Sag Harbor

One eye on the harbor bottom

A marine archaeologist is concerned about the security of artifacts if and when Long Wharf, pictured above in the late 19th century, is handed back to Sag Harbor East Hampton Historical Society Village

By Russell Drumm - East Hampton Star

When the Village of Sag Harbor gave Long Wharf and two surrounding acres of underwater land to Suffolk County on Nov. 20, 1947, the wreck of the brig Middletown had been lying undisturbed on the bottom for 168 years, ever since British forces fired on her from Sag Harbor’s prominent pier during the Revolution.

When the county resolved to give Long Wharf back to the village in February of this year, the bones of ships, sections of “wharf cribs,” and yet-to-be-discovered artifacts remained undisturbed, and that’s the way it should stay, at least until money can be raised to do a proper archaeological study, in the opinion of Henry Moeller, a retired professor of oceanography, marine archaeology, and botany at Dowling College.

Mr. Moeller was instrumental in finding the wreck of H.M.S. Colloden in Montauk’s Fort Pond Bay in the late 1970s. Cannons, cannonballs, shoes, bottles, and even a length of tarred rope were brought to the surface. The collection is held at the East Hampton Town Marine Museum on Bluff Road in Amagansett.

In 1999 Mr. Moeller traversed Sag Harbor with a side-scan sonar, a machine able to paint a black-and-white picture of objects from rebounding sound waves. The bottom literally echoed with hints of the harbor’s rich past. Mr. Moeller said he was concerned that the county’s giveback would not be accompanied by sufficient protections of the surrounding bottomland and its submerged history.

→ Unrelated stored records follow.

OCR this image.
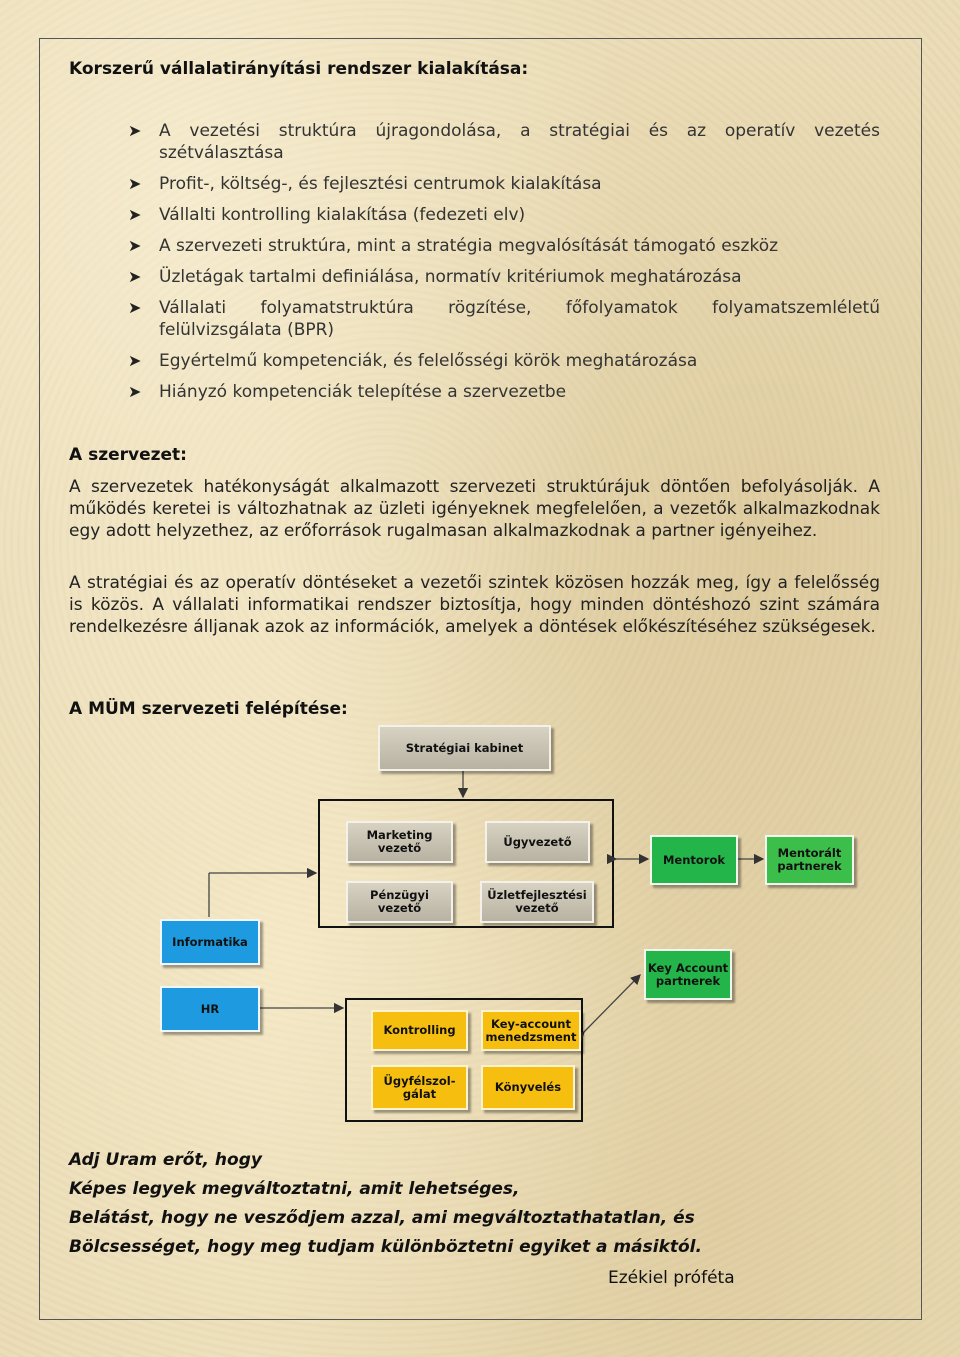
Korszerű vállalatirányítási rendszer kialakítása:
➤ A vezetési struktúra újragondolása, a stratégiai és az operatív vezetés szétválasztása
➤ Profit-, költség-, és fejlesztési centrumok kialakítása
➤ Vállalti kontrolling kialakítása (fedezeti elv)
➤ A szervezeti struktúra, mint a stratégia megvalósítását támogató eszköz
➤ Üzletágak tartalmi definiálása, normatív kritériumok meghatározása
➤ Vállalati folyamatstruktúra rögzítése, főfolyamatok folyamatszemléletű felülvizsgálata (BPR)
➤ Egyértelmű kompetenciák, és felelősségi körök meghatározása
➤ Hiányzó kompetenciák telepítése a szervezetbe
A szervezet:
A szervezetek hatékonyságát alkalmazott szervezeti struktúrájuk döntően befolyásolják. A működés keretei is változhatnak az üzleti igényeknek megfelelően, a vezetők alkalmazkodnak egy adott helyzethez, az erőforrások rugalmasan alkalmazkodnak a partner igényeihez.
A stratégiai és az operatív döntéseket a vezetői szintek közösen hozzák meg, így a felelősség is közös. A vállalati informatikai rendszer biztosítja, hogy minden döntéshozó szint számára rendelkezésre álljanak azok az információk, amelyek a döntések előkészítéséhez szükségesek.
A MÜM szervezeti felépítése:
Stratégiai kabinet
Marketing vezető	Ügyvezető
Pénzügyi vezető
Üzletfejlesztési vezető
Mentorok	Mentorált partnerek
Informatika
HR
Key Account partnerek
Kontrolling	Key-account menedzsment
Ügyfélszol- gálat	Könyvelés
Adj Uram erőt, hogy
Képes legyek megváltoztatni, amit lehetséges,
Belátást, hogy ne vesződjem azzal, ami megváltoztathatatlan, és
Bölcsességet, hogy meg tudjam különböztetni egyiket a másiktól.
Ezékiel próféta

Long Wharf is on the National Register of Historic Places and has its protections, but Mr. Moeller said he was concerned that the bottomland and its treasures did not, making them more vulnerable in village hands.

Sag Harbor’s resolution, which states that the village wants the wharf back “for the municipal purpose of constructing, maintaining, and/or improving roadways and highways,” was debated last week in the County Legislature’s public works committee, of which County Legislator Jay Schneiderman of Montauk is a member.

The roadway on the wharf is now owned by the county. Route 114, a state road, passes by the wharf’s landward end.